While I was straightening the home office this weekend, I went through my notes folders and found myself doodling in the rough regional map that’s grown over the course of the project. The map is intentionally ugly (the better to make quick changes without invalidating a bunch of art) and I’m not a gifted cartographer anyway, but it serves its purpose as a sort of geographical flowchart by which the players can move from one cluster of encounters to another.
Each of these regions represents a different opportunity for action, the “what is happening here?” in which players can involve themselves — or to leave unmolested if it doesn’t suit their tastes.

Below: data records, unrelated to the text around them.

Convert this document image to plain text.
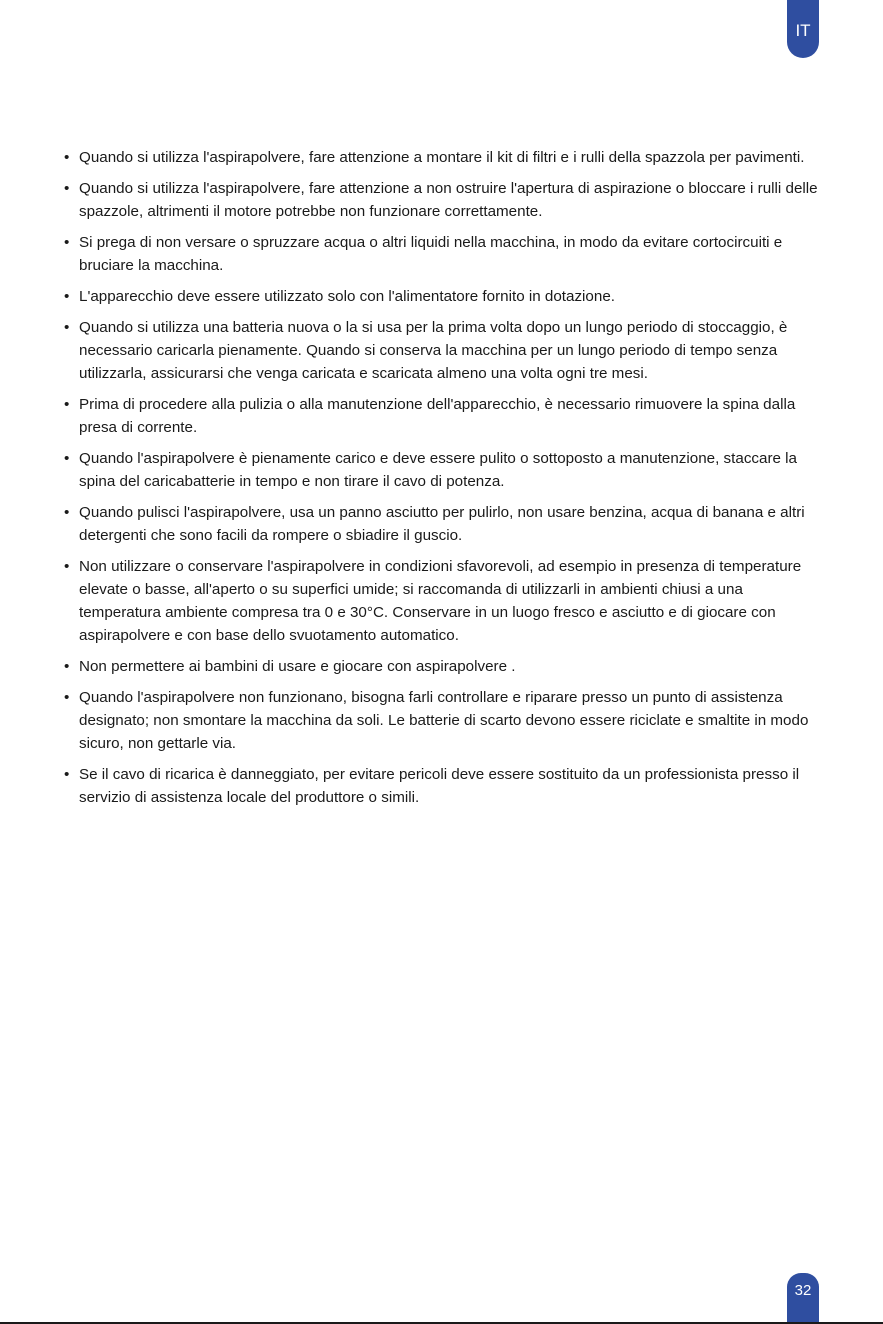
IT
• Quando si utilizza l'aspirapolvere, fare attenzione a montare il kit di filtri e i rulli della spazzola per pavimenti.
• Quando si utilizza l'aspirapolvere, fare attenzione a non ostruire l'apertura di aspirazione o bloccare i rulli delle spazzole, altrimenti il motore potrebbe non funzionare correttamente.
• Si prega di non versare o spruzzare acqua o altri liquidi nella macchina, in modo da evitare cortocircuiti e bruciare la macchina.
• L'apparecchio deve essere utilizzato solo con l'alimentatore fornito in dotazione.
• Quando si utilizza una batteria nuova o la si usa per la prima volta dopo un lungo periodo di stoccaggio, è necessario caricarla pienamente. Quando si conserva la macchina per un lungo periodo di tempo senza utilizzarla, assicurarsi che venga caricata e scaricata almeno una volta ogni tre mesi.
• Prima di procedere alla pulizia o alla manutenzione dell'apparecchio, è necessario rimuovere la spina dalla presa di corrente.
• Quando l'aspirapolvere è pienamente carico e deve essere pulito o sottoposto a manutenzione, staccare la spina del caricabatterie in tempo e non tirare il cavo di potenza.
• Quando pulisci l'aspirapolvere, usa un panno asciutto per pulirlo, non usare benzina, acqua di banana e altri detergenti che sono facili da rompere o sbiadire il guscio.
• Non utilizzare o conservare l'aspirapolvere in condizioni sfavorevoli, ad esempio in presenza di temperature elevate o basse, all'aperto o su superfici umide; si raccomanda di utilizzarli in ambienti chiusi a una temperatura ambiente compresa tra 0 e 30°C. Conservare in un luogo fresco e asciutto e di giocare con aspirapolvere e con base dello svuotamento automatico.
• Non permettere ai bambini di usare e giocare con aspirapolvere .
• Quando l'aspirapolvere non funzionano, bisogna farli controllare e riparare presso un punto di assistenza designato; non smontare la macchina da soli. Le batterie di scarto devono essere riciclate e smaltite in modo sicuro, non gettarle via.
• Se il cavo di ricarica è danneggiato, per evitare pericoli deve essere sostituito da un professionista presso il servizio di assistenza locale del produttore o simili.
32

Think of these regions somewhat like the Ravenloft domains or the territories of the Wilderlands of High Fantasy, a themed experience that the players’ choices can directly affect. Most importantly, knowing a region’s theme doesn’t rule out events can occur there, it only suggests the sorts of events the players are most likely to encounter. As with one of the core Magic precepts, if the theme isn’t accessible and discernible from the most common interactions with it, it won’t emerge as a theme.
Naturally, a separate collection of random encounters also helps to populate the Pagan Lands. Not every event that transpires in a given region needs to touch upon that region’s theme or central event. Most do, however: Each wandering encounter table consists of events or creatures that could easily have connections to the theme. Demihumans encountered in the dead city are probably there plundering the linnorm’s hoard. Pilgrims encountered near Vulcan’s Cliffs are likely deranged cultists of the Sea God. Encounters near the Starfall have probably been exposed to the celestial body’s residual energies.
So it looks like I’ll be headed back into the Pagan Lands soon, and I’m looking forward to it. Although it’s a weird place, it’s like coming home.